The Evolving History of the Earth’s Oceans

I’ve been reading Sky and Telescope magazine for 45 years. In the “News Notes” section of the April issue, senior editor J. Kelly Beatty wrote a short piece titled, “Give-and-Take Origin for Earth’s Water?” In the article, he discussed several recently published studies and how they have affected the theories that planetary scientists have for the origin of the earth’s oceans. For many years the dominant view among planetary scientists was that the earth’s oceans were primordial. That is, they thought that the oceans’ water came from material that formed the earth 4.6 billion years ago and that the water condensed into oceans right away. This view dramatically changed three decades ago when most scientists embraced the theory that the moon resulted from a grazing impact by a Mars-sized body early in the earth’s history. That impact would have vaporized and removed what primordial oceans might have been present, leaving behind a parched earth.

Because comets have high water content, planetary scientists next turned to them to provide water for the earth’s oceans. Comets are small, so it would have required the collision of a few thousand large comets to provide enough water to equal the content of the oceans. Most astronomers think that comets were much more plentiful in the early solar system. Furthermore, they also think that the solar system underwent a period of very intense impacts, the late heavy bombardment, between 3.8 and 4.1 billion years ago, so one might expect that comet impacts were common then.

However, this idea has encountered a difficulty. Water contains hydrogen, and hydrogen has two stable isotopes. Most hydrogen atoms have a single proton in their nuclei, but a small percentage of hydrogen atoms have a proton and a neutron in their nuclei. We call this heavier isotope of hydrogen deuterium (normal hydrogen sometimes is called protium). In the earth’s oceans, a little more than 0.01% of hydrogen atoms are deuterium. In recent years, astronomers have measured the deuterium abundance in about ten comets. The first six comets so measured had deuterium about twice that of earth. Most astronomers were unconcerned about that, because they thought that these six comets came from the Oort cloud, while they thought it more likely that comets from the Kuiper belt delivered the earth’s water. This thinking supposedly was confirmed by the measurement of deuterium in Comet 103P/Hartley four years ago, which found a near-match for terrestrial deuterium abundance.

However, measurements late last year showed that Comet 67P/Churyumov-Gerasimenko had deuterium abundance 3 ½ times greater than that of earth. This comet too is supposed to be from the Kuiper belt, yet it has the highest deuterium abundance yet.

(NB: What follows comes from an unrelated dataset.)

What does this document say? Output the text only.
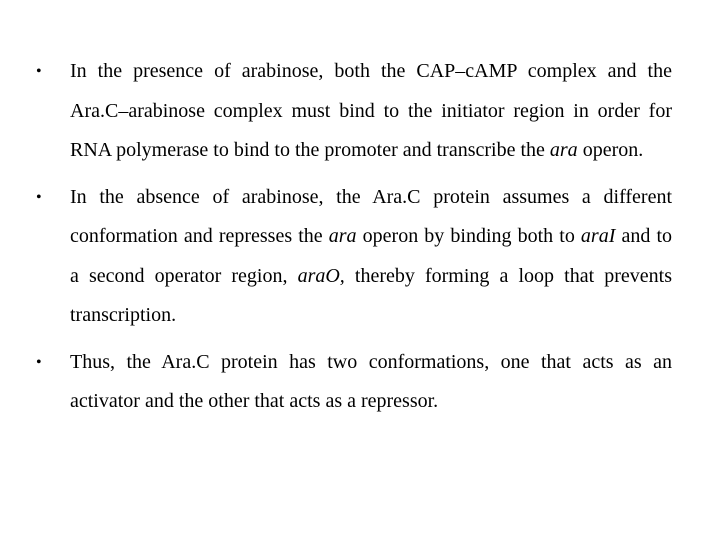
• In the presence of arabinose, both the CAP–cAMP complex and the Ara.C–arabinose complex must bind to the initiator region in order for RNA polymerase to bind to the promoter and transcribe the ara operon.
• In the absence of arabinose, the Ara.C protein assumes a different conformation and represses the ara operon by binding both to araI and to a second operator region, araO, thereby forming a loop that prevents transcription.
• Thus, the Ara.C protein has two conformations, one that acts as an activator and the other that acts as a repressor.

It is a mystery why the deuterium abundance of comets varies so much, but it has become clear that the average deuterium abundance of comets, whether they come from the hypothetical Oort cloud or the Kuiper belt, is significantly higher than the earth’s. This effectively eliminates comets as the source of the earth’s oceans.

Mr. Beatty briefly discussed a proposal that primordial water on the earth may have been transported deep into the earth whereupon it was later reintroduced to the surface through volcanic activity. But the removal of surface water in this manner would have required that plate tectonics be operating from the very beginning; however, most planetary scientists think that plate tectonics came along a billion years after the earth formed. Since this is much too late to have saved primordial water before the hypothetical large impact that formed the moon, that suggestion probably is not correct. Beatty finally concluded that earth’s water likely came from asteroids. This discussion in Sky and Telescope reminded me of my blog a couple of months ago where I discussed much of this. I also have an upcoming article in the Answers Research Journal on the blurring distinction between comets and asteroids.

Biblical creationists know that the earth’s oceans are primordial. Water played an important role in creation. Genesis 1:2 mentions water twice. The first instance is when it says that “darkness was upon the face of the deep.” The Hebrew word translated “deep” refers to ocean depths, or deep water. The second mention is that “the Spirit of God moved upon the face of the waters.” The Day Two account (Genesis 1:6–8), when God divided the waters above and below, explicitly mentions water five times. On Day Three, God gathered the waters below so that dry land appeared for the first time. God called the gathered waters “seas.” Apparently, water covered the earth to considerable depth until Day Three. If this were not enough, 2 Peter 3:5 explicitly mentions the importance of water in the early creation. Hence, biblical creationists do not require asteroids, comets, or any other objects to deliver the ocean’s water.